Fishing Bait Tips
- When fishing with live bait fish like minnows, consider using oxygen tablets especially if you’ll be gone for some time. While bait fish will work if dead, live bait fish does a better job of getting a fish’s attention and landing a good lunker.
- Bass love live bait and can be best caught with crayfish and worms. However, the following baits are also recommended bass table fair: golden shiner, fathead minnow, bluntnose minnows, creek chud, gizzard shad, sucker, dace and madtom.
- Healthy minnows swim together and towards the bottom of the tank while healthy worms are kept in cool to warm conditions. If keeping them for some time, feed them with margarine, coffee grounds, lettuce and room temperature conditions.
- When a major or sustained rainstorm is about to arrive, take sheets of Styrofoam and place them on the ground with rocks on the corners to hold it down. Once rain has stopped, pick it up the Styrofoam and harvest the worms.

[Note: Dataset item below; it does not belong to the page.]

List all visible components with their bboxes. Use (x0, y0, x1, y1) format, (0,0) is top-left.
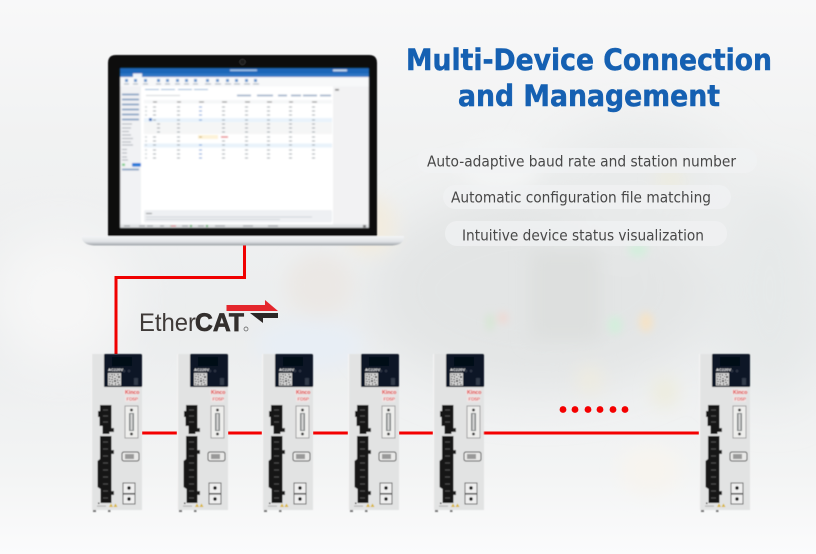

- The best worm to use for catching bass is the ever present and popular night crawler between 7 inches and 10 inches. These are readily purchased or can be caught on warm, moist summer nights as they crawl the ground.
- Worms can be kept fresh in a number of ways. Fill a simple 39-ounce coffee tin with newspaper to a few inches from the top. You should be able to place 40 worms in there and they’ll keep well for several weeks when placed in a fridge.
- Many use grasshoppers and crickets for fishing and some use them for catching bass. However these will prove ineffective when catching bass. The best live bait for catching bass are minnows, crayfish and worms: both plastic and live worms.
- Frogs are excellent bait used for catching largemouth bass, but only live frogs are worth the effort. Most plastic frogs have the hook placed in a way that make it very difficult for you to catch a bass with them. Tadpoles also work well.
- Salamanders are excellent at catching largemouth bass. While there are many salamander varieties, consider mole, giant and dog as the most popular at catching largemouth. Salamanders also store for a long time with little care required.
- Leeches are easily kept for long periods of time. As many as a pound can be kept in a container that is 12 inches square with fresh water and kept in the fridge. Clean the container every week. They don’t need food and keep the fridge around 45F.
- To avoid touching a leech, place a rock in the bottom of the container. Lift the rock and apply the hook to the underside of the leech right behind the sucker. If you get a leech stuck on you, it can be removed with beer or rubbing garlic on it.
- Wax worms, goldenrod grubs, meal worms, maggots, insects and wood borers along with worms and crayfish are used to catch bass and many other popular freshwater game fish. However, night crawlers and plastic worms work well and are easy to catch.
- Crayfish are a cornerstone of any smallmouth or largemouth bass’ diet. They can be found at any bait store or can be caught using simple traps, also found at a bait store. There are also many lures with different color patterns that also work well.
- To catch crayfish, place a net in the water behind it so they can’t get away as they can swim fast. Once you have them, keep them by storing them in a container like a standard sized bucket with grass and aquatic leaves.
- Catching night crawlers is an exercise in stealth. While they appear slow out of the hole, while partly in, they can retreat very fast. Walk slowly and softly and use a low light flashlight. Grab them with your thumb and index finger and pull slowly.